I'm sitting at the kitchen table. Across the great room my family is having friends over. My dad sits on one side of the bar. On the other side is a thin well-dressed woman with short old hair that is silver, not gray. She and her husband appear to be rich, and they have a rich car sitting outside in the driveway. Around the bar are crowding a few other people, but my dad and the silver-haired woman are catalyzing the conversation.
The people have been drinking, and talk at the bar begins to shift dangerously toward politics. It is the silver-haired woman's fault. "I'm obsessed with The Daily Show. I would have Jon Stewart's children," she begins. To that my dad loudly rolls his eyes. He knows he's lighting a gas station cigarette, but he takes issue and expresses his disgust with the program. "I have never been able to watch that show."
The silver-haired woman continues briefly to shower the show and Jon Stewart in sexual accolades, and my dad continues to raise opposition and in turn the coming tension. "I don't think it's credible to get your news source from a comedian." The woman asks where he gets his news. He gets his from Fox News. My dad concedes that it is right-biased, and the woman agrees that it is abominable and worthless. "I think news should be completely objective and unbiased," the woman's husband says, wishing either for the moon or to be lied to. He is not a catalyst, so he fades away.
"Jon Stewart is the most fair and balanced person out there. He's brilliant," asserts the silver-haired woman, to which my dad responds bull crap. He is always leaning far to the left. Of course he is. Well there you go. But he is fair; he attacks Obama all the time. I know. Well there you go. "So what do you guys think of that Carell guy? Colbert, I mean," my dad asks. "Colbert is even more to the left than Jon Stewart!" No way. He is a character! So is Jon Stewart. No he's not. He's a comedian; what's the difference? He's making fun of his own character. I know.

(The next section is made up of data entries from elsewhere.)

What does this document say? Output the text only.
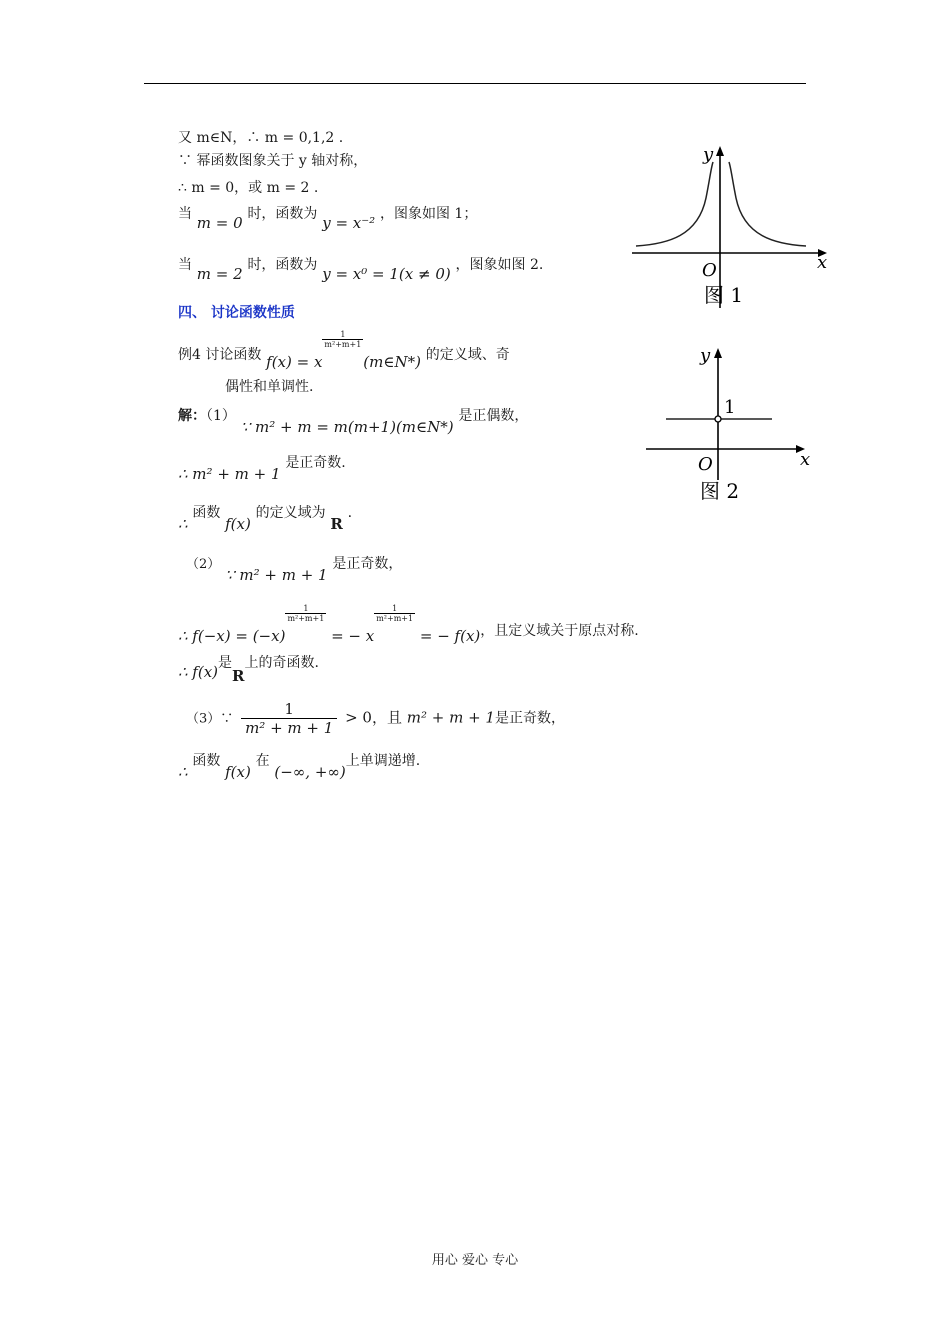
又 m∈N，∴ m = 0,1,2 .
∵ 幂函数图象关于 y 轴对称，
∴ m = 0，或 m = 2 .
当 m = 0 时，函数为 y = x⁻² ，图象如图 1；
当 m = 2 时，函数为 y = x⁰ = 1(x ≠ 0) ，图象如图 2.
四、 讨论函数性质
例4 讨论函数 f(x) = x
$\frac{1}{\text{m²+m+1}}$
(m∈N*) 的定义域、奇
偶性和单调性.
解：（1） ∵ m² + m = m(m+1)(m∈N*) 是正偶数，
∴ m² + m + 1 是正奇数.
∴ 函数 f(x) 的定义域为 R .
（2） ∵ m² + m + 1 是正奇数，
∴ f(−x) = (−x)
$\frac{1}{\text{m²+m+1}}$
= − x
$\frac{1}{\text{m²+m+1}}$
= − f(x)，且定义域关于原点对称.
∴ f(x)是R上的奇函数.
（3）∵ $\frac{1}{\text{m² + m + 1}} > 0$，且 m² + m + 1是正奇数，
∴ 函数 f(x) 在 (−∞, +∞)上单调递增.
y
x
O
图 1
y
1
x
O
图 2
用心 爱心 专心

Brashness on one side of the bar and lack of information on the other follows to further deteriorate the conversation into a deeper political grapple. "This is why we've never argued politics." On TV in the other corner of the great room is Sportscenter highlights. My brother is watching, and he can sense something happening around the wall. I'm sitting at the kitchen table still.
"I'll never be the way you are," my dad eventually says of the silver-haired woman's politics. There is clatter by now among the people, but the silver-haired woman is paying attention. "What am I?" she asks, quietly anticipating. My dad says nothing, but it is too late and the silver-haired woman persists. "What am I, Randy?" "You're...well, you're pretty far to the left," he says and shrugs. "I am not!" the woman says, refusing to lose any part of this conversation. Yes you are. I am not that far left. I think you are. No, even Rose is farther left than I am. Then what are you? I'm moderate to the left.
The silver-haired woman doesn't like any of the Republican candidates, from what she has learned on The Daily Show. She is dissatisfied with Obama. She does not want to vote for anyone in the coming election, and her husband agrees. You have to vote, my dad says. You only have two options. That's not true, says the silver-haired woman's husband, but my dad has a point to make. He timidly introduces, with much disclaimer, that he used to...used to listen to Rush Limbaugh every day. The woman rolls her eyes loudly and the force of the new information shuts her down for a few moments. "Rush made one good point about voting, though, that always sticks with me. He said—" "Rush didn't say anything useful ever. He was a complete waste."
It takes a few minutes for the Rush Limbaugh asteroid to settle down and move into the past. My dad also doesn't like any of the Republican candidates — "No one who is sane would" — but admits to a lack of a wealth of information on them. "Wait, so what are you?" the silver-haired woman finally asks. "I'm socially liberal and economically conservative." "Well, so you're not one of those crazy Fox News idiots, then?" "No."
Lines of demarcation were drawn. No politics were argued.
I think I know this silver-haired woman.